Penicillin and insulin. MRIs and pacemakers. Computers, search engines, and the World Wide Web. All of the inventions we cannot live without have come from university research.
Part of the reason is brainpower. Great minds concentrate in more significant numbers at institutions like Stanford University and the National University of Singapore —two of the world’s hottest beds of innovation. Source
But the other reason? Computing power. Great invention comes from universities because the technology that researchers rely on allows them to process massive troves of data at mind-blowing speed.
As the world’s leading supercomputer provider, we furnish that technology. The world’s most renowned computing centers, including the Faculty of Arts & Sciences Research Computing (FASRC) at Harvard; the Vienna Scientific Cluster; and the Barcelona Supercomputing Center, run on Lenovo, powered by Intel®. Source
Researchers and their IT departments need more than computation.
Protecting world health
The Arbutus initiative at the University of Victoria is enabling new types of research projects with cloud-based AI and machine learning: from understanding how the human body interacts with artificial organs to improving the lives of people using non-prescription street drugs. We’re accelerating similar work at the University of Southampton, where Lenovo clusters give scientists the superpowers they need to conquer antibiotic resistance.
Securing the global food supply
By 2050, human beings will number 9 billion. We’re going to need to grow 60% more food if none of us is to go hungry. Pests and pathogens unleashed by extreme weather don’t make this easy. Yet, with supercomputers optimized for genomic analysis, researchers breed seeds that can withstand the threats to crop yields. Crop geneticists at the University of Delhi’s Centre for Genetic Manipulation of Crop Plants (CGMCP), for example, have bred mustard oilseeds to resist a fungus currently decimating India’s source of cooking oil and livestock feed. These and other super seeds developing in university labs today are securing tomorrow’s food supply.

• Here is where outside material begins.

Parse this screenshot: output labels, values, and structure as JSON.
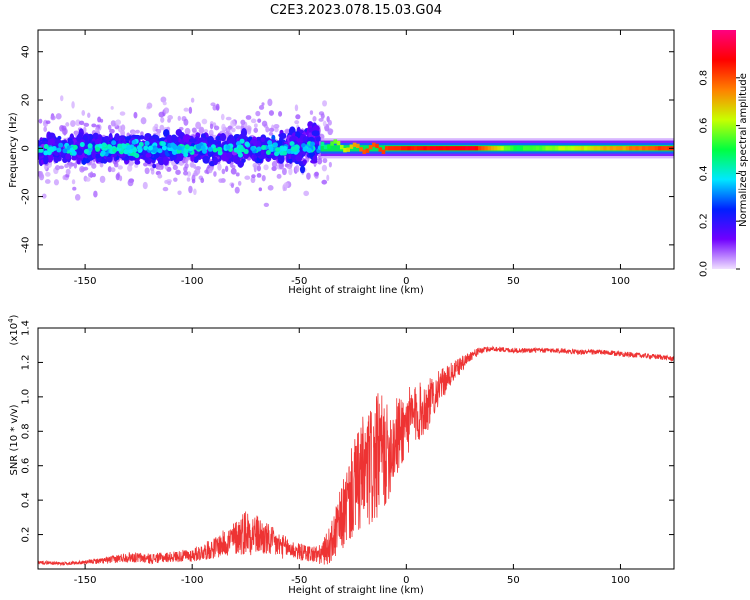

Conserving precious resources
Water tables are in retreat. Soils are depleted. So, while we need to grow more, we must find ways to do so using less water and less fertilizer. Researchers are succeeding. And we’re accelerating their progress. At the Plant Phenotyping and Imaging Research Centre at the University of Saskatchewan, Lenovo’s image-acquisition and graphic processing technologies reveal exactly how plants extract nutrients from the soil. At North Carolina State University’s Center for Geospatial Analytics, Lenovo’s AI-optimized technologies help agronomists predict the best time for farmers to irrigate crops. This innovation can minimize water wastage without lowering yields.
Despite some pretty dark clouds, if we look to universities, the future looks bright.